Everything about the Batmobile in this post is an assumption:
1. Why do people keep saying the Batmobile is too short? It may "look" short from the photos, but without measurements, its impossible to be certain at this point for this piece.
2. The shade and gloss level of the finish looks fine to me. But the thing about this Batmobile, as it appeared in 1989 (before the jet-black high-shine Returns version) is that it's finish is very subjective. Different photos and screenshots of the actual car seem to contradict each other based on the lighting or shine level bouncing off of it in different scenes or shots. In some it looks almost black, in some it even looks almost silver and anywhere in between. And then on top of all that, you've got to consider how the actual movie prop is colored (how it would look in a well lit room) versus how it was meant to look...how it looks in the low-light night scenes of the movie. It's a very difficult thing to pin down, and since there is so much variation in appearance for the same car, I think Hot Toys did a pretty good estimate...even if this is not the final color.
3. "It's overpriced." We simply don't know this for a fact yet. All that's been going on is a lot of speculation based on an unsourced message board post.

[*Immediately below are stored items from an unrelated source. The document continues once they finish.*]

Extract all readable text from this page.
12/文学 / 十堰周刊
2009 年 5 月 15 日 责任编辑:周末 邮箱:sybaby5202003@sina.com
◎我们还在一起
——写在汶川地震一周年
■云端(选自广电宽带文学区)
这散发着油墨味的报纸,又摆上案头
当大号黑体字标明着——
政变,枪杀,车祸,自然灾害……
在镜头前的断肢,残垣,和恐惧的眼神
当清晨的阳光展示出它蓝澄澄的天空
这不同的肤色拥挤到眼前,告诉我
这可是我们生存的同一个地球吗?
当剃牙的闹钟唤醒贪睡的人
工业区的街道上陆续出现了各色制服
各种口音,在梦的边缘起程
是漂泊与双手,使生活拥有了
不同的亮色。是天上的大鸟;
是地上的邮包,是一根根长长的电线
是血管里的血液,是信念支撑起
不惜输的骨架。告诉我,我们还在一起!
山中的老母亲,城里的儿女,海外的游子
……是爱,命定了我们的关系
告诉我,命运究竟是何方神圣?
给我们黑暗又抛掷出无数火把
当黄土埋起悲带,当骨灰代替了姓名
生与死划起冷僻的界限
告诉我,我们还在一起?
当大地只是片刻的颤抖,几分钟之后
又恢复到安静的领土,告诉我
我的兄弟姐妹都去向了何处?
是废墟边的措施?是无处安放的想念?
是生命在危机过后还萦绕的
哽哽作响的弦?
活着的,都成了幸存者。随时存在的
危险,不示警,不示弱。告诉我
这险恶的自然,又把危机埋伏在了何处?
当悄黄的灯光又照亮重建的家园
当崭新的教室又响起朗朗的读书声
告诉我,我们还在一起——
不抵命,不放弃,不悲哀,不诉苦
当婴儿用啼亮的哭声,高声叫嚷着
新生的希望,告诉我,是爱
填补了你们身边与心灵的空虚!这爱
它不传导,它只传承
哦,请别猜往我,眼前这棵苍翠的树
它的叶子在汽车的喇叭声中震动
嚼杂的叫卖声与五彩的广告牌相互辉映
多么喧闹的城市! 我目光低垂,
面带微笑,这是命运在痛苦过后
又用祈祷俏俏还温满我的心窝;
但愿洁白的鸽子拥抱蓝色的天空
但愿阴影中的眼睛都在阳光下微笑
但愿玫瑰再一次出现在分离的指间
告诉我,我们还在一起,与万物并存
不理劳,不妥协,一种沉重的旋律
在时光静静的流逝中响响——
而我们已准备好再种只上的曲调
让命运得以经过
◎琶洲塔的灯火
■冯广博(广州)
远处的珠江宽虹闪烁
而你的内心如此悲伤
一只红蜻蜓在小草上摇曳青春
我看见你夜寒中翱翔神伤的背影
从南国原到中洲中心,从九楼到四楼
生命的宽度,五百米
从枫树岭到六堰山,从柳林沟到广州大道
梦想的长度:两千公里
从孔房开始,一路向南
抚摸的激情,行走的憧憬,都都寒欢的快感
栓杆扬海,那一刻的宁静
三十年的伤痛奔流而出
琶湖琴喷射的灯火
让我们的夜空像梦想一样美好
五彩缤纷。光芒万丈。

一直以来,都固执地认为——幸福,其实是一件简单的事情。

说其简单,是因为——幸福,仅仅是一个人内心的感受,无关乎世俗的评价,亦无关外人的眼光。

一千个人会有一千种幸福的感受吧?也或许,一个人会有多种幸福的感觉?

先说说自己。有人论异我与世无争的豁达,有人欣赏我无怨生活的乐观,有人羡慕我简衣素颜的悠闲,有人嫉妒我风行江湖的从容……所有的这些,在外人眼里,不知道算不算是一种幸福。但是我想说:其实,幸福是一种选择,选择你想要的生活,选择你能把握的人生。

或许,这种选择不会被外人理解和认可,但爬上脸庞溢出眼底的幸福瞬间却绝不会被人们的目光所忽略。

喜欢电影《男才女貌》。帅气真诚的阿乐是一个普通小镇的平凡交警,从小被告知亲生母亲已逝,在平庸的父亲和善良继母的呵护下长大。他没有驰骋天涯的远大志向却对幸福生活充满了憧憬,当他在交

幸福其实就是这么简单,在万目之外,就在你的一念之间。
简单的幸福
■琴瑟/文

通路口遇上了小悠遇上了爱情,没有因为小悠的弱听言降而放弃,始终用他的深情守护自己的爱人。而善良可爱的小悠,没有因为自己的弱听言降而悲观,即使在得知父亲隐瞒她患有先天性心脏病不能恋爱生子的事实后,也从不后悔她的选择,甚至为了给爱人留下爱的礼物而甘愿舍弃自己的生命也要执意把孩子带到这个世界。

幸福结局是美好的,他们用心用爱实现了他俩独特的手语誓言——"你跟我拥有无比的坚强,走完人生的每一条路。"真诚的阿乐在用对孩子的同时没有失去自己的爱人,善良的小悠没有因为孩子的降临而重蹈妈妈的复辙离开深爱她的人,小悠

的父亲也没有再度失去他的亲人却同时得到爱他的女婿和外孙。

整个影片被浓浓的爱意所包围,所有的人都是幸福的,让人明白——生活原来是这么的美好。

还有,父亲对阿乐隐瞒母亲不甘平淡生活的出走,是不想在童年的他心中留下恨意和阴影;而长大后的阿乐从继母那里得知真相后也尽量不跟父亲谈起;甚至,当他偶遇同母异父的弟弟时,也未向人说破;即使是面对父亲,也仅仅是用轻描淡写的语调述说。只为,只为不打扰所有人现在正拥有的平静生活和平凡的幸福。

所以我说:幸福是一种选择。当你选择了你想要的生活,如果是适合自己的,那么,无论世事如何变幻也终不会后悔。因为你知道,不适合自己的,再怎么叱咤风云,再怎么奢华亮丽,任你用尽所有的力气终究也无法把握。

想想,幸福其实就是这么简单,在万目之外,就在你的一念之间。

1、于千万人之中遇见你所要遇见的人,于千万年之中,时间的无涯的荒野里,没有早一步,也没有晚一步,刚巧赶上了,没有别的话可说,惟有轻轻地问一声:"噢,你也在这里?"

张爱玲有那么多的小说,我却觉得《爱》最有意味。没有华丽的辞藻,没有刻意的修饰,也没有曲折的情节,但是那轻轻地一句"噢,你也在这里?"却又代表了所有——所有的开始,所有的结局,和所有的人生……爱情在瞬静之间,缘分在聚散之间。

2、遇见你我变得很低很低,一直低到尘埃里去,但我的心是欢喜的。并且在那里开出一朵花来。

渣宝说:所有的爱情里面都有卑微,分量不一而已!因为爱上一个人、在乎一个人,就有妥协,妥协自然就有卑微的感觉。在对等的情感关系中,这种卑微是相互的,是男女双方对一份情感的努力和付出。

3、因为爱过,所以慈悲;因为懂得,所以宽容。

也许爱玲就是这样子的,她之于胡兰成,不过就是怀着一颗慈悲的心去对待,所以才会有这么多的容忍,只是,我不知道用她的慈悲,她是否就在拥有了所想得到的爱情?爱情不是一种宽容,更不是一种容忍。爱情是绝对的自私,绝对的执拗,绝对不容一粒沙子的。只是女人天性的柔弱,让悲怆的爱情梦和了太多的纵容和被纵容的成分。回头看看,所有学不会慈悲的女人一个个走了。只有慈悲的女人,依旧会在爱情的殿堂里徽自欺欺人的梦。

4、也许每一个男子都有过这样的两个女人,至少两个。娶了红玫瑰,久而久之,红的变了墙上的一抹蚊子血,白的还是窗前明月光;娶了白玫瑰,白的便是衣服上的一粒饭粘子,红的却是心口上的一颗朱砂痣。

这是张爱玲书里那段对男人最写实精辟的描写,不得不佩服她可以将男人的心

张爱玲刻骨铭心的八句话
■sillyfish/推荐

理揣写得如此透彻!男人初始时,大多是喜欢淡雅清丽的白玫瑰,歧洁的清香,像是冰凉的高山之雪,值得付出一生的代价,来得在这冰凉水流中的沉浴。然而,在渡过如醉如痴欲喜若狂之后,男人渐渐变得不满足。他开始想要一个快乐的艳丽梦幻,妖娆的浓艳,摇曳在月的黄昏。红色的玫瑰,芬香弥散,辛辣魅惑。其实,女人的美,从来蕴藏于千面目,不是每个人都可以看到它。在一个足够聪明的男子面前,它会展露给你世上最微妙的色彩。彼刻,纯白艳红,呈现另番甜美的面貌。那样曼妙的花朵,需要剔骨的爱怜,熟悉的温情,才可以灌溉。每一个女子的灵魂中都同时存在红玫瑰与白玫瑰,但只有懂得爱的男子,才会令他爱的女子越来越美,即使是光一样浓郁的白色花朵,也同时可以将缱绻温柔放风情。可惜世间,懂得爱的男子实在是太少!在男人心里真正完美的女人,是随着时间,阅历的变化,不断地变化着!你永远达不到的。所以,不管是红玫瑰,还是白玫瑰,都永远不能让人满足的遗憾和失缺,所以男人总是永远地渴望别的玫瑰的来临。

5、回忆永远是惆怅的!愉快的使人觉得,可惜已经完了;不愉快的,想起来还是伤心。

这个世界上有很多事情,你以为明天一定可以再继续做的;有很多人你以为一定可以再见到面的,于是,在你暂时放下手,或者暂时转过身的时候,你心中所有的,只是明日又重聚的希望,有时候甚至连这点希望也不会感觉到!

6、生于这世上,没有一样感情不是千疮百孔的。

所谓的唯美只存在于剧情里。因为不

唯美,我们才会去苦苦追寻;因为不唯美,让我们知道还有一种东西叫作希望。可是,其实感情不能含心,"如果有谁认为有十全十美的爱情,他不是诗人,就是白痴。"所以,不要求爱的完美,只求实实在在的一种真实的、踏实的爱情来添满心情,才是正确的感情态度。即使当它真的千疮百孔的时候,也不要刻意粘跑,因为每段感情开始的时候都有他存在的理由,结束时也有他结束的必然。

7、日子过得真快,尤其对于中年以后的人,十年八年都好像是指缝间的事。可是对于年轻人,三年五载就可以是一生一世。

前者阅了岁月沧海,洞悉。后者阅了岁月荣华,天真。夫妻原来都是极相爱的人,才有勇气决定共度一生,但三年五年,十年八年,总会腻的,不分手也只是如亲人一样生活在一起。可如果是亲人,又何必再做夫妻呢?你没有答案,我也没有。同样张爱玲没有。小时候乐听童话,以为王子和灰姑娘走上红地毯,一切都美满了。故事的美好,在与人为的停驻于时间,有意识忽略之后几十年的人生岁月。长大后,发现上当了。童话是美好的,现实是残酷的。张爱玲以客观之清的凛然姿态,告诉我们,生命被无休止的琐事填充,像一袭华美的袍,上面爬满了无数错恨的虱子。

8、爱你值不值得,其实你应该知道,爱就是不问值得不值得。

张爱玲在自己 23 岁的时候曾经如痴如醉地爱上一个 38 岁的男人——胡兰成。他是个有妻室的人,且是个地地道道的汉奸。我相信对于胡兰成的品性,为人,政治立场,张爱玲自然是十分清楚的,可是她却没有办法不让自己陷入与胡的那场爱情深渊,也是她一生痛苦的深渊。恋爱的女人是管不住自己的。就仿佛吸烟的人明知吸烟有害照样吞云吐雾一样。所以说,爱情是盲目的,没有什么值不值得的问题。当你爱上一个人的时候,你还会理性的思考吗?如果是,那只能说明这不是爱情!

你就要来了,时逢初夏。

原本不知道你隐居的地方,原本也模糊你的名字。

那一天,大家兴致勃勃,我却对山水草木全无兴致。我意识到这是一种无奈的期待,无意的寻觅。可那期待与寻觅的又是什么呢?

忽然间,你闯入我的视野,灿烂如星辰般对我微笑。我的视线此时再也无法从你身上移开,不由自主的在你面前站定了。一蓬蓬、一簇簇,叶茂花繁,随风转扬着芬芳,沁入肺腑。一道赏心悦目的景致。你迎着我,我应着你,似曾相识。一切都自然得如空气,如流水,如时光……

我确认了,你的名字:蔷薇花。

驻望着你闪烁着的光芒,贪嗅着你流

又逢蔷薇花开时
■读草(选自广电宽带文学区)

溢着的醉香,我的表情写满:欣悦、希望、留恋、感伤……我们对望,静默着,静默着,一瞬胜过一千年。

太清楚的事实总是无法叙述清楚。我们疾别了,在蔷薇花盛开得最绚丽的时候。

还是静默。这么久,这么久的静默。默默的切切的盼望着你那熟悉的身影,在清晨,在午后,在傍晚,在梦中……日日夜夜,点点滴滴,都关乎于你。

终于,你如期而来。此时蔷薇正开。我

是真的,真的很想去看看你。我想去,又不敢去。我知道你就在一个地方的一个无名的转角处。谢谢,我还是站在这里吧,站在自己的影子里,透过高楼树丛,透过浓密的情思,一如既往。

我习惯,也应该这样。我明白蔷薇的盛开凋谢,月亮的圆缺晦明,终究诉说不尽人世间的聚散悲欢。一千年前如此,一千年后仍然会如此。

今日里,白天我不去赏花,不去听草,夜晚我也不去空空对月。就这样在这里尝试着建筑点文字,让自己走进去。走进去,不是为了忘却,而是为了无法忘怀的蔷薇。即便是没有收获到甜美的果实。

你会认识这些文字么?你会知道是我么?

To scale, the Batmobile should be over 3 feet 7/12 inches long. I guarantee you that it isn't that long, therefore it is short from that standpoint. Proportionally, it looks like it is too short compared to it's width. If you are fairly adept at eyeballing things, you can tell this. As an artist, I need to be able to gert proportions right, so I am quicker than most people at eyeballing proportions, and as there are other artists here, they can do the same. The reason it is too small is to so it isn't too big for most people's collections. A correctly sized one would eliminate about 70% of potential buyers. It is also smaller to lower cost.
The original movie car was a pearl silverish color, as sourced from Terry Ackland Snow, who built it. All colors look different in different lights, and so the darker the lighting, the blacker the 89 Batmobile gets.
I don't really know whether the car was supposed to look black or not, but most people expect it to be. The real pearl color of the car would become obvious in broad daylight, and so if some people saw it then, they would believe that the car was painted a different color than it was in the movie, because they could never really tell what color it was in the film, and simply assumed that it was black. (They assume this even though you could easily see the contours of the car much easier at night than you could ever see, if the car was REALLY painted black. A lot of people don't think about this, and still assume that it was black.)
This color is as close to the real color of the car as red is similar to orange. If you wanted to film a red Ferrari at night and wanted it to look red on film, you couldn't paint it red, you would have to paint it red orange, or orange instead, because at night, red looks like dark maroon. What color would the car be, REALLY? Is it specially painted orange car used in the movie, or is it just the regular Ferrari red, Rosso Corsa painted Ferrari? It is a matter of opinion.